2) We will synthesize Presenilin FAD mutation D257A.
3) We will perform electrophysiological studies (using two-electrode voltage clamp) to compare the functions of wild-type and mutant channels. At least 10 oocytes for each condition will be required if we are to draw sound conclusions following data analysis.
4) We will analyze the data to draw conclusions.
In order to carry out our experiments, we will utilize cloning techniques, minipreps, RNA synthesis, and gel electrophoresis. I hope to update you soon with progress photos!
So far I have had a lot of success obtaining highly concentrated DNA containing my Presenilin D275A mutant. In order to do this,I have produced and utilized competent cells to propagate the abundance of DNA. Then, through lysing the cells and “collecting” the DNA, I am able to obtain a high concentration of my target DNA that will be used to synthesize RNA.
One of the procedures I have become extremely efficient is the ability to demonstrate my data through gel electrophoresis. Gel electrophoresis is the used in the lab to separate DNA by size (length in base pairs) for visualization and/or purification. Electrophoresis uses an electrical field to move the negatively charged DNA toward a positive electrode through an agarose gel matrix. The gel allows shorter DNA fragments to migrate more quickly than larger ones. Thus, you can accurately determine the length of a DNA segment by running it on an agarose gel alongside a DNA ladder (a collection of DNA fragments of known lengths). Here is an example of the picture we got from running a gel:
I can’t wait to continue my research begin RNA synthesis soon! Updates to come!
The past few months have been amazing. After all of my time in the lab, I am now confident in my ability as a student researcher to not only execute experiments via following procedures but also reflect and troubleshoot challenges I have faced along the way.
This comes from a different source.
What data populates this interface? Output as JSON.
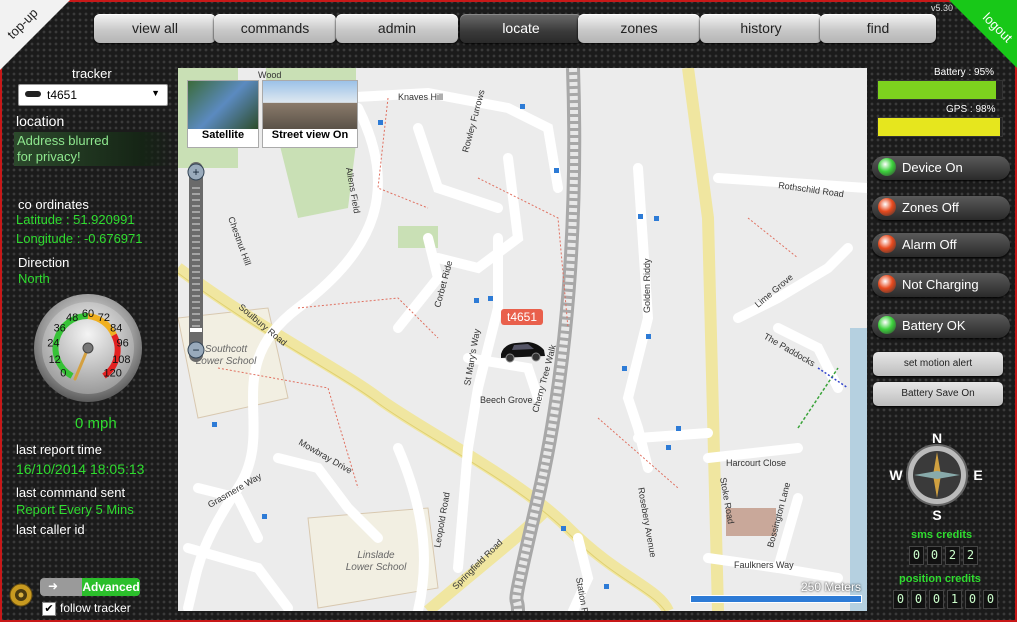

Particularly, at the moment, synthesizing RNA is my toughest challenge. As it is a very specific procedure and is easily contaminated, obtaining RNA from my mutant DNA is my goal. Originally, I thought since it was a new protocol, the mistake was in my pipetting. When pipetting amounts such as .5 μl can be a difficult task. However, after repeating the experiment with the help of my more experienced research team members, and still did not obtain RNA, this hypothesis was ruled out. Next Dr. Buraei and I thought that we were not getting results because perhaps my DNA was contaminated. To check this we ran a “test cut”, which is a process by which we cut the DNA using restriction enzymes. Since we know where the enzymes cut and the construct of the DNA plasmid, we are able to mathematically determine how long each piece of DNA is once cut. Below are the results:
Although it may be difficult to see, the right most column contains 2 white bands. Using the ladder to the left (which provides a ruler by which we can determine the amount of base pairs in DNA) we determined that the two bands coincide with the mathematically expected band sizes. Thus, our mutant DNA does contain the desired sequence, and is not the problem.
Currently, I am conducting experiments including various times and temperatures to troubleshoot my RNA synthesis experiment, hopefully in the next blog I can show you all a picture containing my RNA bands!